Before talking about George, let us discuss Peggy. In regards to her personal life, she is keeping a distance between herself and Mr. Fortune, and he is respecting that, though he hasn’t become as conscious of appearances as she has. Regarding her work, she comes to know that the colored schools in New York are being shut down, citing that the teachers aren’t good enough. However, that is just a thin veil to hide the racism underneath. Peggy plans on covering that for her next article.
Coming to George, he has started thinking about the workers’ demands for just eight hours of work, so that they are allowed eight hours of sleep and eight hours of daily life. But as a ruthless businessman, he doesn’t want to make many compromises.
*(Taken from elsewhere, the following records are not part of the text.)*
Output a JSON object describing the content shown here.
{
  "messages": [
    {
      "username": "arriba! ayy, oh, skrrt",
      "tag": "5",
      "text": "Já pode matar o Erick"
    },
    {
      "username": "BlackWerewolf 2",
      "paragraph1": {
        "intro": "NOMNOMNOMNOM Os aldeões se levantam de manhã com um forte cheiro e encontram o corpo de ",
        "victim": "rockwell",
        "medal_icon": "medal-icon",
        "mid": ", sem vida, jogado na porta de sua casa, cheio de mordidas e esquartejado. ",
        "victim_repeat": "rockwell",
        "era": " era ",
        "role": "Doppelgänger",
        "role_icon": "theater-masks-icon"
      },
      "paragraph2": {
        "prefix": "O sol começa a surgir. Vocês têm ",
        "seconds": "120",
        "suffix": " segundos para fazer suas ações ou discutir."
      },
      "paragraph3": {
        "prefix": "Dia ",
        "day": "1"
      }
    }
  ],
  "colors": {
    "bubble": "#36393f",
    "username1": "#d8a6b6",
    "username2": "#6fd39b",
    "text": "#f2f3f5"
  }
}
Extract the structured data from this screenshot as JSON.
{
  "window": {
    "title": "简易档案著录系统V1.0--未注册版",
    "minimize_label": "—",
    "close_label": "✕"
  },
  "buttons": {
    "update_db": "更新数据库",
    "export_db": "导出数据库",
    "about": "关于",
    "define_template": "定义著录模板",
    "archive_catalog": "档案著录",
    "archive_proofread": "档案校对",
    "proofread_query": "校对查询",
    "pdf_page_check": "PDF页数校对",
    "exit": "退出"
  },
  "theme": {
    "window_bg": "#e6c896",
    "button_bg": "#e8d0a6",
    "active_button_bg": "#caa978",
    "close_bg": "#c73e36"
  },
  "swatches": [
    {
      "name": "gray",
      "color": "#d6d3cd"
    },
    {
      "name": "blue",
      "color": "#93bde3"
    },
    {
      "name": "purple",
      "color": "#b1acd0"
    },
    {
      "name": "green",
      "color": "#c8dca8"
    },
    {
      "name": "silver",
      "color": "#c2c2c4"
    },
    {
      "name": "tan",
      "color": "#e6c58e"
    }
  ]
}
He says that he will not compromise on the payments, but he will make concessions for the other demands. If George accepts all the terms and conditions, he would have to make institutional changes, and he is not prepared for that. The thing to remember is that making these changes would not affect George’s overall wealth. They may impact temporary profits, but in the long run, they wouldn’t make any difference to George’s business. Henderson knows this, and the basic philosophy of their fight is that someone earning obscene amounts of wealth shouldn’t be at the cost of the workers’ quality of life. Perhaps George sees that point, and it is important to remember that he was never a bad man. Henderson’s son, a young man, cannot go to school but has to work because they cannot afford his education, which is a result of the pay structure. Giving them more free time would not fix that.
At the end of The Gilded Age Season 2, Episode 6, the officers are ready to open fire on the workers to get them to stop the strike. George sees how the men are ready to die, but he realizes that he is not ready to kill. He is simply not that greedy a man. He orders the officers to not shoot them. It is not clear whether that means he will satisfy all the demands of the workers, but it is the next logical step.
When we saw another party happening in this episode, we realized that The Gilded Age was a classier, new-age version of the Gossip Girl reboot. Frankly, this felt like one of the better episodes of the season, and the show continues its strong run with a seamless look into the troubles of a society hanging on the brink of change.